Patients with advanced head and neck cancers requiring radical tumor resections and free-flap reconstruction were randomly assigned to receive intraoperative enteral nutrition feeding (100 kcal/100 mL at 10-20 mL/h) via a nasogastric tube during free-flap reconstruction (n = 28) or continue fasting (n = 28). The primary outcome was impaired free-flap regeneration that required surgical reintervention within 90 days after the operation. Participants were enrolled between April 2020 and January 2022; the 90-day follow-up ended in April 2022.
The incidence of total or partial flap failure was similar between the 2 groups (14.2% or n = 4 in each group), but the rate of wound dehiscence or edge necrosis was significantly reduced in the feeding group (n = 6 vs 0 for fasting vs feeding; absolute risk reduction, 25.0% [95% confidence interval, 6.9-43.0]%; p = 0.022). Hospital stay length was shorter (p = 0.042) and hand grip strength was better preserved (p = 0.025) in the feeding group. Plasma concentrations of interleukin (IL)-6 and IL-8 after the operation increased significantly more in the fasting group. Perioperative adverse events did not differ between the 2 groups.
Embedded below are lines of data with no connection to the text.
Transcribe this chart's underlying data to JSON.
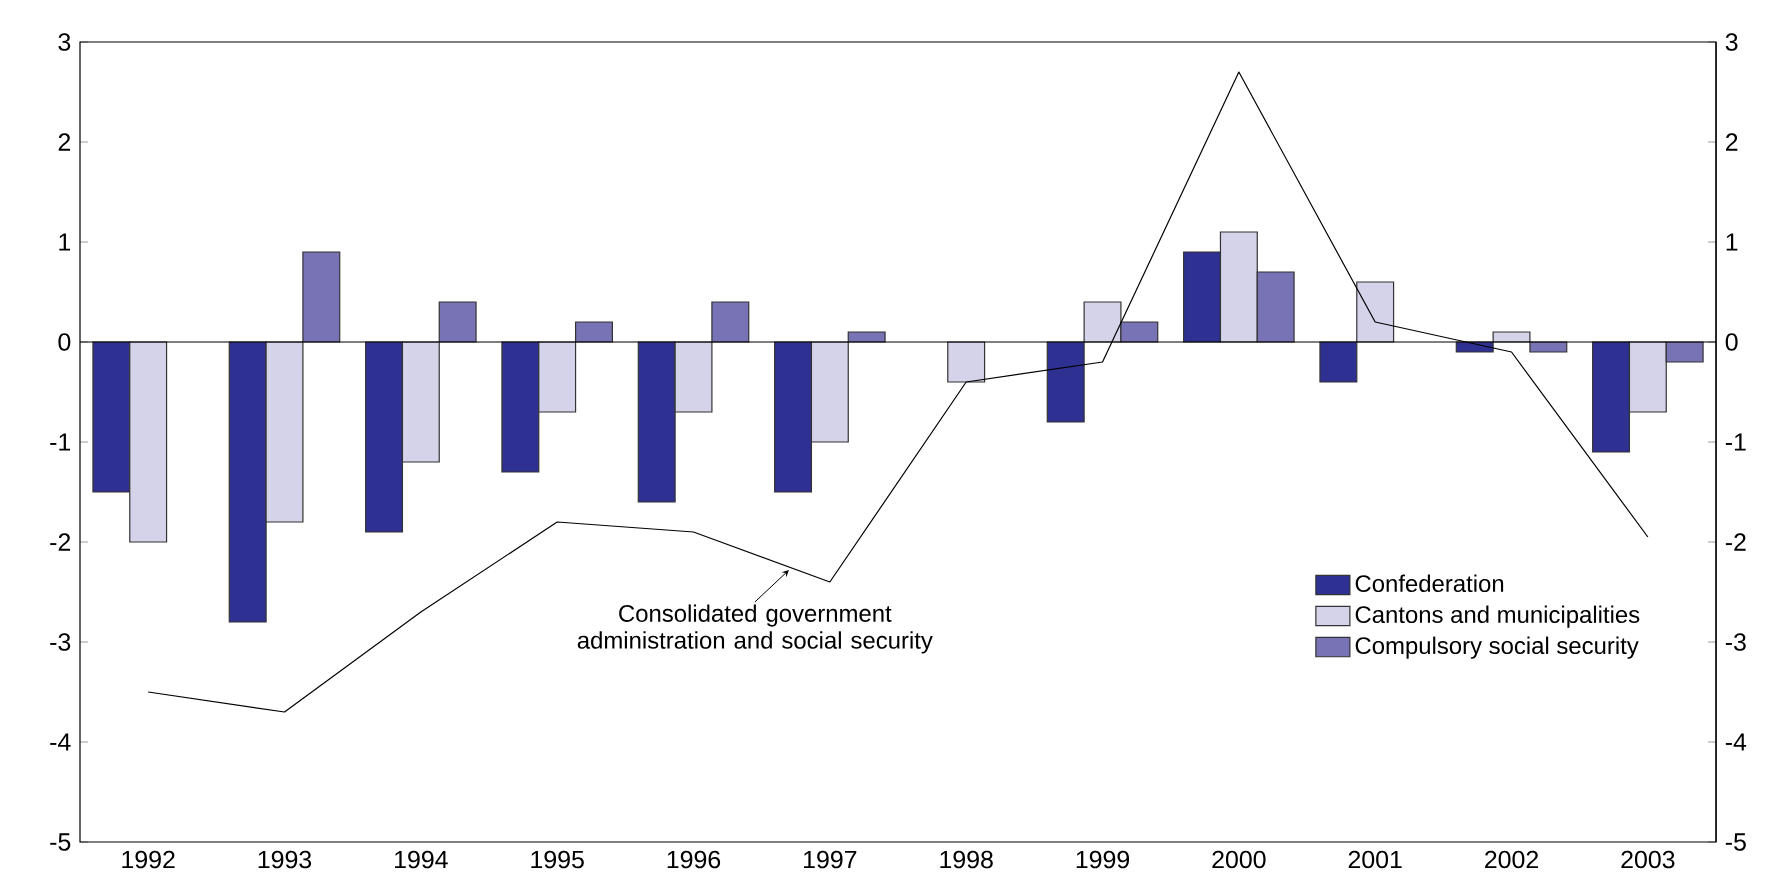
{
  "chart_data": {
    "type": "bar",
    "categories": [
      "1992",
      "1993",
      "1994",
      "1995",
      "1996",
      "1997",
      "1998",
      "1999",
      "2000",
      "2001",
      "2002",
      "2003"
    ],
    "series": [
      {
        "name": "Confederation",
        "color": "#2e3192",
        "values": [
          -1.5,
          -2.8,
          -1.9,
          -1.3,
          -1.6,
          -1.5,
          null,
          -0.8,
          0.9,
          -0.4,
          -0.1,
          -1.1
        ]
      },
      {
        "name": "Cantons and municipalities",
        "color": "#d4d3ea",
        "values": [
          -2.0,
          -1.8,
          -1.2,
          -0.7,
          -0.7,
          -1.0,
          -0.4,
          0.4,
          1.1,
          0.6,
          0.1,
          -0.7
        ]
      },
      {
        "name": "Compulsory social security",
        "color": "#7773b5",
        "values": [
          null,
          0.9,
          0.4,
          0.2,
          0.4,
          0.1,
          null,
          0.2,
          0.7,
          null,
          -0.1,
          -0.2
        ]
      },
      {
        "name": "Consolidated government administration and social security",
        "type": "line",
        "color": "#000000",
        "values": [
          -3.5,
          -3.7,
          -2.7,
          -1.8,
          -1.9,
          -2.4,
          -0.4,
          -0.2,
          2.7,
          0.2,
          -0.1,
          -1.95
        ]
      }
    ],
    "ylim": [
      -5,
      3
    ],
    "yticks": [
      -5,
      -4,
      -3,
      -2,
      -1,
      0,
      1,
      2,
      3
    ],
    "y2lim": [
      -5,
      3
    ],
    "y2ticks": [
      -5,
      -4,
      -3,
      -2,
      -1,
      0,
      1,
      2,
      3
    ],
    "ref_lines": [
      {
        "axis": "y",
        "value": 0,
        "color": "#000000"
      }
    ],
    "grid": false,
    "legend": "bottom right",
    "marker": "none",
    "line_style": "solid"
  }
}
Perioperative enteral feeding is a simple, safe, and effective approach to improve perioperative systemic catabolism and proinflammatory reactions, thereby enhancing early wound regeneration after major operations.
探讨在头颈部广泛切除及皮瓣重建术后,术中肠内喂养对游离皮瓣再生的有益作用。
一项前瞻性、随机、双盲、安慰剂对照临床试验。
单中心三级医疗机构。
将需要根治性肿瘤切除术和游离皮瓣重建术的晚期头颈部癌患者随机分为两组,分别在游离皮瓣重建术中(通过鼻胃管以 10-20mL/h 的速度输注 100kcal/100mL 的肠内营养)(n=28)或继续禁食(n=28)。主要结局是术后 90 天内需要手术干预的游离皮瓣再生不良。参与者于 2020 年 4 月至 2022 年 1 月入组,90 天随访于 2022 年 4 月结束。
两组总或部分皮瓣失败的发生率相似(各有 14.2%或 n=4),但喂养组的伤口裂开或边缘坏死的发生率显著降低(n=6 比禁食组的 0;绝对风险降低,25.0%[95%置信区间,6.9-43.0];p=0.022)。喂养组的住院时间更短(p=0.042),握力保持更好(p=0.025)。术后,禁食组的白细胞介素(IL)-6 和 IL-8 血浆浓度升高更为显著。两组围手术期不良事件无差异。
围手术期肠内喂养是一种简单、安全、有效的方法,可以改善围手术期全身分解代谢和促炎反应,从而增强大手术后早期伤口再生。